Когда посыльное судно "Коммандан Дюбок", на борту которого я находился во время плавания, вошло в порт Дуалы, население города было охвачено исключительным энтузиазмом. В порту меня встречал Леклерк. После смотра войск я отправился в правительственный
дворец, в то время как в порту высаживались подразделения, прибывшие из Англии. Служащие, французские колонисты, видные туземцы, с которыми я установил контакт, бурно выражали свои патриотические чувства. Однако они не забывали своих местных нужд. Речь в первую очередь шла о том, чтобы обеспечить вывоз своей продукции и ввоз жизненно необходимых товаров, отсутствовавших на этой территории. Но несмотря на заботы и разногласия, сразу же обнаруживалось моральное единство свободных французов - и тех, кто примкнул ко мне в Лондоне, и тех, кто присоединился в Африке.

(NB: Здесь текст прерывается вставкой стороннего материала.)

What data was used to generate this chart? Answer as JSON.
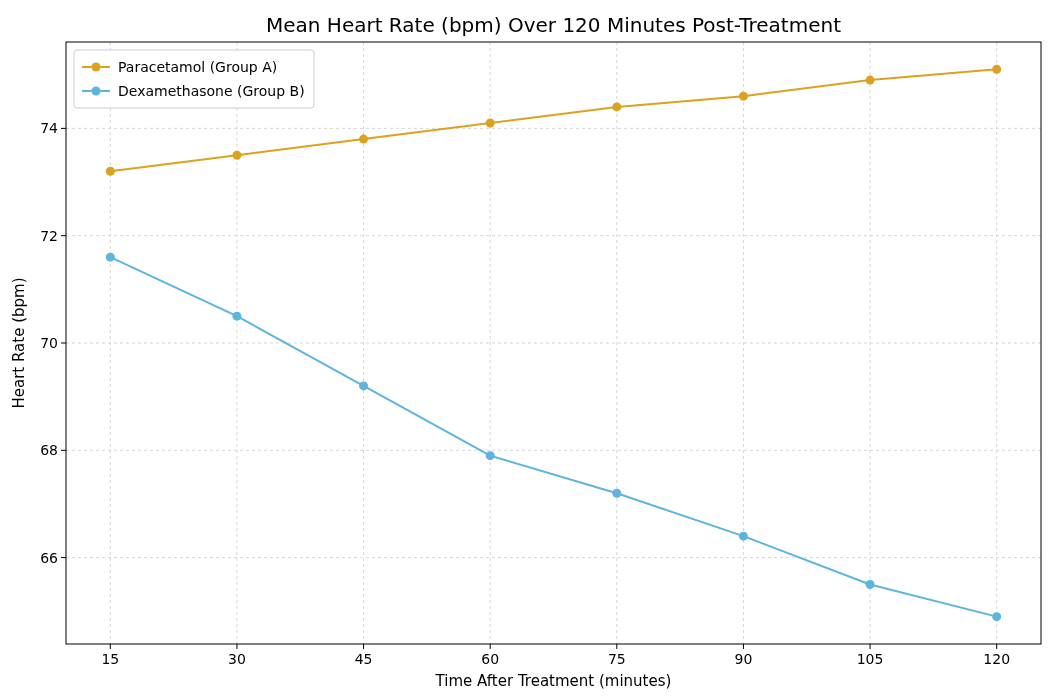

Это моральное единство всех свободных французов, ставших под сень Лотарингского креста, превратилось впоследствии в постоянный фактор нашего движения. Отныне можно было предвидеть, так сказать, наверняка, образ мыслей и поведение "деголлевцев", где бы они ни находились и что бы с ними ни случилось. Так, например, тот восторженный энтузиазм, свидетелем которого только что был, я всегда встречал впоследствии в любой обстановке там, где присутствовали народные массы, Надо сказать, что мысль об этом ни на минуту не покидала меня. Я воплощал для моих сподвижников судьбу нашего дела, для множества французов - надежду, для иностранцев - образ непокоренной Франции среди выпавших на ее долю испытаний, и все это обусловливало мое поведение и указывало мне путь, с которого я уже не мог сойти. Это побуждало меня к постоянному строгому самоконтролю и одновременно налагало на меня огромную ответственность.